In cases of blogs, new and interesting content coming out on the Internet is like a shower that shoots jets of water from the ground. We only ever come across a small portion of all the jets of water that come up and our search queries only reveal so much that is in our attention span. But there is a lot of interesting data out there, and now we are seeing a hierarchy emerge out of this. The first level is the content itself spread everywhere on the internet. The level above this is the emergence of organic repositories which favor good content places like HN, Reddit, Quora and so on. These services gather some of the most interesting content submitted by the users and with the voting systems, we see a portion of submissions reaches the top.

The user-base for these services keeps increasing and more and more content is being submitted every day that reaches the top. The amount of content that reaches top is so much that we are now seeing a third-level of services that pull data from central content-repositories like Twitter and make a small tailored subset of it available to the user in some form. A perfect example of this is TagAndSee which takes tweets from a specific user and converts them into a slideshow playlist so that a user can see any content from just one user. These third-level repositories can be thought of as extensions to SEO, often search is only limited to what we look for and hardly anyone goes to the second or third page on google to look for related content. To create a network-effect where we not only find what we want, but also related good content, these third-level can be incredibly useful. As the size of any of these levels increases, we see a higher level emerge tailored to just a specific subset of content from the level underneath.

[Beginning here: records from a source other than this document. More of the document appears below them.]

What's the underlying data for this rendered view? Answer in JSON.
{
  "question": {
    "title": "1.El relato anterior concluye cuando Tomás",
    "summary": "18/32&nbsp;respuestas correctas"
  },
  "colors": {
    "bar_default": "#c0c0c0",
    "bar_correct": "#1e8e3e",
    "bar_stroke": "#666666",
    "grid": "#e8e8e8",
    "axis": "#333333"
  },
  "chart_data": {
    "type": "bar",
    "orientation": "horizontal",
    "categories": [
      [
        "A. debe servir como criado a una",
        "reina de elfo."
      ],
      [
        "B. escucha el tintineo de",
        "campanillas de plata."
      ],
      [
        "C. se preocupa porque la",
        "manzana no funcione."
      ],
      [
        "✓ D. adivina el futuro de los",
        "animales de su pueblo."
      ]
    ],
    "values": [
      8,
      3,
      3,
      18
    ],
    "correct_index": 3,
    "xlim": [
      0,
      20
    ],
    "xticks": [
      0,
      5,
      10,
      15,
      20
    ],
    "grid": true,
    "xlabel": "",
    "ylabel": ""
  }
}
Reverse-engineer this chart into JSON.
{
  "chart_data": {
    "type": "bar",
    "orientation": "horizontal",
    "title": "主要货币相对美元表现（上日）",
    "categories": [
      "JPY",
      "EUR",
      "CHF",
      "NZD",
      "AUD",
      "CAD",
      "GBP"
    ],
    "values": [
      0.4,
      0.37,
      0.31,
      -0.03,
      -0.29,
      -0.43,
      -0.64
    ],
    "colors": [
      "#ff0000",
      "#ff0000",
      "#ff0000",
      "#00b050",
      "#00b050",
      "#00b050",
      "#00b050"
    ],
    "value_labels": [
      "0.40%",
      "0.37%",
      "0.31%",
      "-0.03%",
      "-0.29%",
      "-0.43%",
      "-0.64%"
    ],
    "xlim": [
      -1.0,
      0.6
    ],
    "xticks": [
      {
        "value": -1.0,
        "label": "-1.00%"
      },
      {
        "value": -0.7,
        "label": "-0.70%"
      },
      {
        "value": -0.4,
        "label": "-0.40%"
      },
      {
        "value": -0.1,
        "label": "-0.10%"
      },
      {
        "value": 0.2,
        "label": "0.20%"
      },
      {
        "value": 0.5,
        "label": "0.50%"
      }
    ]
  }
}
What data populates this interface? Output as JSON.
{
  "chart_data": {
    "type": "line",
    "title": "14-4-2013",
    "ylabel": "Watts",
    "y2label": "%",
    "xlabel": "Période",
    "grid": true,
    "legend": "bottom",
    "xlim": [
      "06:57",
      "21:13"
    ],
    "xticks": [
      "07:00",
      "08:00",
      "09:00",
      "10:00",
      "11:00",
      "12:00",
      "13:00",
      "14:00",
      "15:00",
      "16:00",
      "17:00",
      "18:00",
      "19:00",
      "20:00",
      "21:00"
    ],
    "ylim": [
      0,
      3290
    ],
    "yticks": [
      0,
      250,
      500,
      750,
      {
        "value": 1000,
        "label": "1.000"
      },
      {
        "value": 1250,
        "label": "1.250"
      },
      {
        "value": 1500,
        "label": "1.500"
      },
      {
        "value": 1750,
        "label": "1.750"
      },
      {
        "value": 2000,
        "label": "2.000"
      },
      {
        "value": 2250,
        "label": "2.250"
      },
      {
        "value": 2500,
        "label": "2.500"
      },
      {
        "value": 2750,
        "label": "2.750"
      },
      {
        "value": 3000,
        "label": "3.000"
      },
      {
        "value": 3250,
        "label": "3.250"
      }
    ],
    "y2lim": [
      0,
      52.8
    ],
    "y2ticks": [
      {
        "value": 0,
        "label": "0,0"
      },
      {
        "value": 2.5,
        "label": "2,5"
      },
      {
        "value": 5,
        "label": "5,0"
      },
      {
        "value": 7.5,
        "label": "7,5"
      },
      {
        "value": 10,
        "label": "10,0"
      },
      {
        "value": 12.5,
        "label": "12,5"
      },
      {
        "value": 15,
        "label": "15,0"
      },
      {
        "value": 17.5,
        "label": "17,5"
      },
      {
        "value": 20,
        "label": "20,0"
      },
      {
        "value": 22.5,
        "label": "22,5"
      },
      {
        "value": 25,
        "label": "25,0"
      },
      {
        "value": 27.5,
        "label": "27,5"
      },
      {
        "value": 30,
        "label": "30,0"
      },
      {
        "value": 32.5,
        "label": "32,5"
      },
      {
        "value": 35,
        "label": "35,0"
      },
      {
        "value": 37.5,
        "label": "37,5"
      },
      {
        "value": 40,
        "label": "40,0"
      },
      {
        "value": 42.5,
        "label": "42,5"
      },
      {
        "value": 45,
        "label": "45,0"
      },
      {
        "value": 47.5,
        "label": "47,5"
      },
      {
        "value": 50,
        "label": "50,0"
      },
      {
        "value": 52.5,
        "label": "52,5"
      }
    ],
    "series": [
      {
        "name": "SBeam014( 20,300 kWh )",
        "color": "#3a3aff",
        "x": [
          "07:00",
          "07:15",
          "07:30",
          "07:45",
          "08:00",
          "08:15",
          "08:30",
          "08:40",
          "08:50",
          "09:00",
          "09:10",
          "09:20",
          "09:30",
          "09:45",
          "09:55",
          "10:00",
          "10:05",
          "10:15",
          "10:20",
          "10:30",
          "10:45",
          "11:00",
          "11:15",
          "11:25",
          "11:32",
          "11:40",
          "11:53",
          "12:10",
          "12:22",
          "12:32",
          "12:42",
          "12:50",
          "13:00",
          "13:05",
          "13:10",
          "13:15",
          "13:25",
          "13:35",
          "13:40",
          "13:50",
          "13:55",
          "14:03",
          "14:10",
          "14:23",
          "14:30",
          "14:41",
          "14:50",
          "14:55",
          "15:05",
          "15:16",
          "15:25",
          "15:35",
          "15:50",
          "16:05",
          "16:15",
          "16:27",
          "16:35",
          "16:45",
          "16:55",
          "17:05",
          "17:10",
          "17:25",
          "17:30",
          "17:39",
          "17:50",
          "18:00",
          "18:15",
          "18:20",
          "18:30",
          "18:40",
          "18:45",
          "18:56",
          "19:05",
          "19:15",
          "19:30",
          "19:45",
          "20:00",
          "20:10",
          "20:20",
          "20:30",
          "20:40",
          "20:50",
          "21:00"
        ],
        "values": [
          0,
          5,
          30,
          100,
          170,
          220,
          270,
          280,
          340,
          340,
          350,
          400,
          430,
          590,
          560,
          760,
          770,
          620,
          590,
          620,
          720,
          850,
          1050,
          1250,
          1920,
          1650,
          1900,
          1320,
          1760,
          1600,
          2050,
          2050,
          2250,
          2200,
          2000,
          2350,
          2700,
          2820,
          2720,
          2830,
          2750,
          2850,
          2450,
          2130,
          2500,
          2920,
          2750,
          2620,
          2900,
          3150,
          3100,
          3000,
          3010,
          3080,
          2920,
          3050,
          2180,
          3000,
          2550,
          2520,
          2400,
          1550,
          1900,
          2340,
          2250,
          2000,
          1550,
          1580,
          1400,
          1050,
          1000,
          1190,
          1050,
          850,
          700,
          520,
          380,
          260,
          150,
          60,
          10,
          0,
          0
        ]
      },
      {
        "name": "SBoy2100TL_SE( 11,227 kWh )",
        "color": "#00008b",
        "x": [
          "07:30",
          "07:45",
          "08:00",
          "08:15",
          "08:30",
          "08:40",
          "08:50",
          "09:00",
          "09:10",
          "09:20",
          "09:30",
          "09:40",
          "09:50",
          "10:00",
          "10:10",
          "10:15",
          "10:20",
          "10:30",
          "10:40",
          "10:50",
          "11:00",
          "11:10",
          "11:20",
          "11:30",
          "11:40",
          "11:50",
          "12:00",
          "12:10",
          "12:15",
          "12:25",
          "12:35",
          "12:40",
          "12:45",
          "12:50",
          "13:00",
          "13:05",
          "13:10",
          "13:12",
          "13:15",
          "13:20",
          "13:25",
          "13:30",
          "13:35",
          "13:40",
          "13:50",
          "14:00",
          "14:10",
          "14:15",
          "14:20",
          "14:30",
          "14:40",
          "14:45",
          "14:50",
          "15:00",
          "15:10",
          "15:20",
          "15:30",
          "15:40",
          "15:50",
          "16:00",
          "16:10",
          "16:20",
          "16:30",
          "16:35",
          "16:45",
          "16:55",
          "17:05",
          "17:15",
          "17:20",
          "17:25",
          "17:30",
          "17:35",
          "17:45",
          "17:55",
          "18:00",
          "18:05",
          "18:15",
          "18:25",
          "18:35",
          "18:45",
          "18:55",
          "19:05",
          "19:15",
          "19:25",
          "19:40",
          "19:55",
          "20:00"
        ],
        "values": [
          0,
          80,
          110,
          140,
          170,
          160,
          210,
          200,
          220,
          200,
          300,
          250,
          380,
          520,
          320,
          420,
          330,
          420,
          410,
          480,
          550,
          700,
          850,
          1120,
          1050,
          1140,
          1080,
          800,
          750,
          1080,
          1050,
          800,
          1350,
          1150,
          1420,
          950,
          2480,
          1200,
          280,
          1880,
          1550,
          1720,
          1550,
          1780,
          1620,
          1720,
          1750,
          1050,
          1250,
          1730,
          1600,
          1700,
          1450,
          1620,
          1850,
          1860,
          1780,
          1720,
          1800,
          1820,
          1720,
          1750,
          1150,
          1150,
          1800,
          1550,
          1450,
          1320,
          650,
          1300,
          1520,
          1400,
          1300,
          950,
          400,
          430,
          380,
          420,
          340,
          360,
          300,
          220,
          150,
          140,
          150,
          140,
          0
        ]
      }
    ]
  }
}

Currently there is a push for building APIs, services or infrastructure to make more and more data searchable or actionable. The idea here is that we will soon have even more data than we do now, and the more we can act on it, the better we can predict the future. This push on making the data more searchable and available creates these hierarchies whereby good content is created, then submitted to a central repository which filters a portion of it to present to users. As their size grows, other services are being built on top to filter even more content and present even smaller subset to users.

In this sense, data is structuring the world. We are building services around data and data in-turn is presenting opportunities to structure our society around it and create those services. Data is parallel to software, as software eats the world, it craps out more and more data that we can act on. In a sense, we are trying to overcome the limitation of our own mind in terms of finding content that is helpful to us but don’t necessarily occur to our brain and become searchable. The future of Big Data is very likely to be different from how we manage it today, but without a doubt:

“It is an exciting time to be alive” - Norman MacAfee